Interview Walkthrough: Top-K / Trending Topics

Designing a system to show trending topics -- like Twitter Trends, YouTube Trending, or Google Trends -- is a system design interview question that tests your knowledge of streaming algorithms, approximate data structures, and real-time data pipelines. The core challenge is counting events at massive scale with bounded memory and bounded latency, then surfacing the top K items.

The naive approach is straightforward: maintain a hash map of topic-to-count and a min-heap of size K to track the top items. When an event arrives (a tweet with a hashtag, a search query, a video view), increment the topic's count in the hash map and update the heap. This works perfectly for small datasets but fails at scale. If you are tracking millions of unique topics across billions of events per day, the hash map alone consumes gigabytes of memory, and a single machine cannot process the event stream fast enough. Moreover, trends must be time-windowed -- you want to know what is trending now, not what was popular last week.

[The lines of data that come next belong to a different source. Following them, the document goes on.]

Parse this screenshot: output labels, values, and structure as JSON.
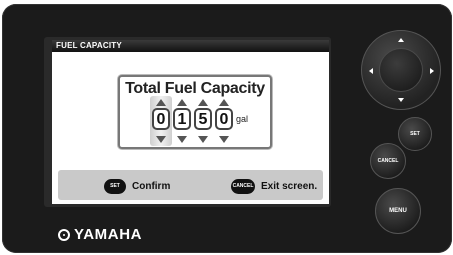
{
  "screen": {
    "title": "FUEL CAPACITY",
    "dialog_title": "Total Fuel Capacity",
    "digits": [
      "0",
      "1",
      "5",
      "0"
    ],
    "selected_digit_index": 0,
    "unit": "gal"
  },
  "hints": {
    "set_badge": "SET",
    "set_text": "Confirm",
    "cancel_badge": "CANCEL",
    "cancel_text": "Exit screen."
  },
  "hardware": {
    "logo": "YAMAHA",
    "set_label": "SET",
    "cancel_label": "CANCEL",
    "menu_label": "MENU"
  }
}
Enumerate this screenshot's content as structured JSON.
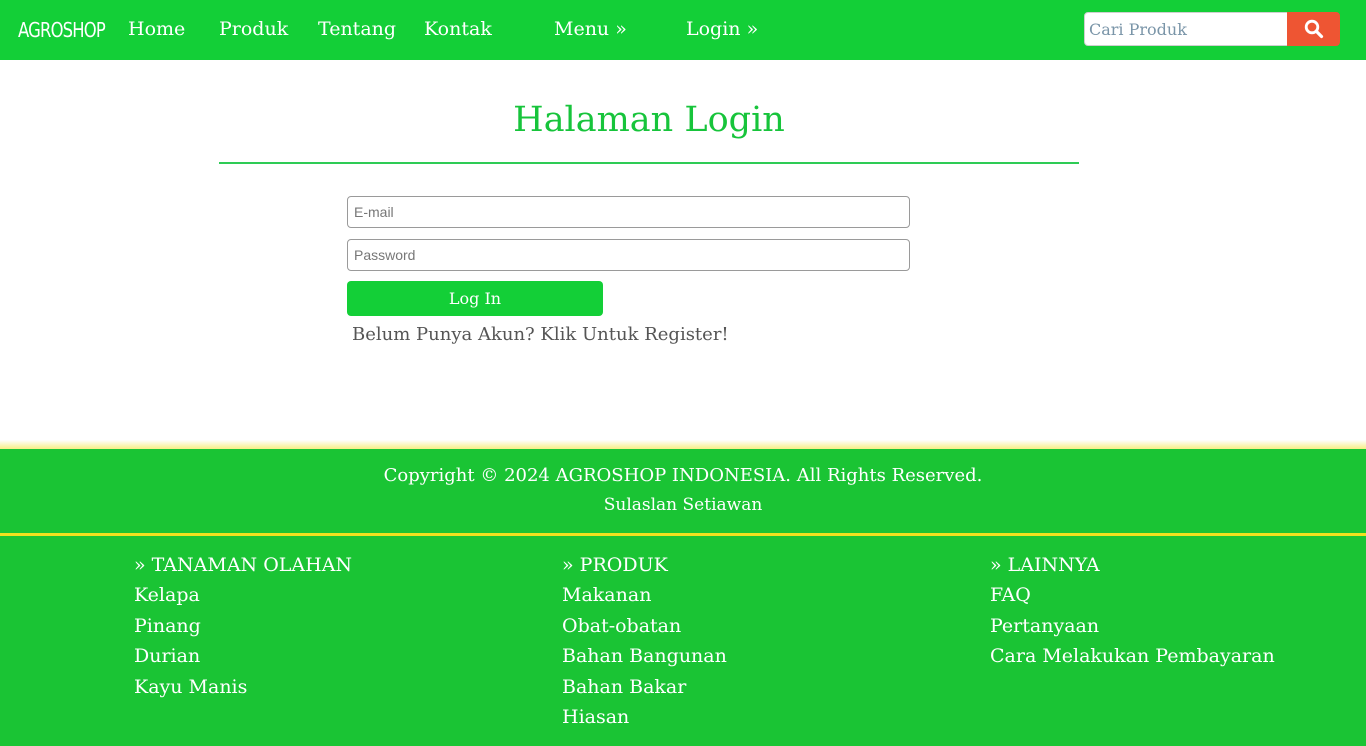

Approximate counting solves the memory problem. A Count-Min Sketch is a probabilistic data structure that uses a 2D array of counters and multiple hash functions to count item frequencies with bounded error. It uses O(1) memory per item (shared across the array) and provides counts that are always greater than or equal to the true count, with overestimation bounded by a configurable error parameter. For K=100 trending topics and a 0.01% error rate, a Count-Min Sketch needs only a few megabytes of memory regardless of how many unique topics exist. The Space-Saving algorithm is another option that maintains exact counts for the most frequent items and approximate counts for less frequent items, using a fixed-size data structure.

The streaming architecture processes events through a multi-stage pipeline. Raw events (tweets, searches, clicks) are published to Kafka topics, partitioned by event type. Counter service instances consume from Kafka partitions, each maintaining a local Count-Min Sketch for its partition. Periodically (every 5-30 seconds), the counter services export their top-K candidates to an aggregation service that merges counts across all partitions and produces the global top-K. The final top-K list is written to a Redis sorted set that powers the serving layer. The API returns the current trending topics by reading from Redis, ensuring sub-millisecond read latency regardless of the volume of events being processed.

Time windowing determines the recency of trends. A tumbling window (e.g., 5-minute non-overlapping windows) is simple to implement but produces discontinuous trends -- a topic can appear trending at 2:59 and disappear at 3:01. A sliding window (e.g., the last 60 minutes, updated every minute) produces smoother trends but requires maintaining state for the overlap period. Exponential time decay applies a decay function to older events, giving recent events more weight. Many production systems use a combination: a sliding window for the base count with exponential decay weighting, updated every few seconds.

Imagine a company with 10,000 employees submitting suggestions via a suggestion box. To find the top 10 most requested improvements, the naive approach is to read every suggestion and tally counts (exact counting). But with thousands of suggestions per day, this becomes overwhelming. An approximate approach is to keep a small board with 10 slots. Each time a suggestion arrives, check if it matches an existing slot and increment its count. If it does not match and the board is full, compare it with the lowest-count slot. If the new suggestion appears more frequently (based on a rough estimate), replace the slot. After processing many suggestions, the board reliably shows the most popular topics, even though the exact counts may be slightly off.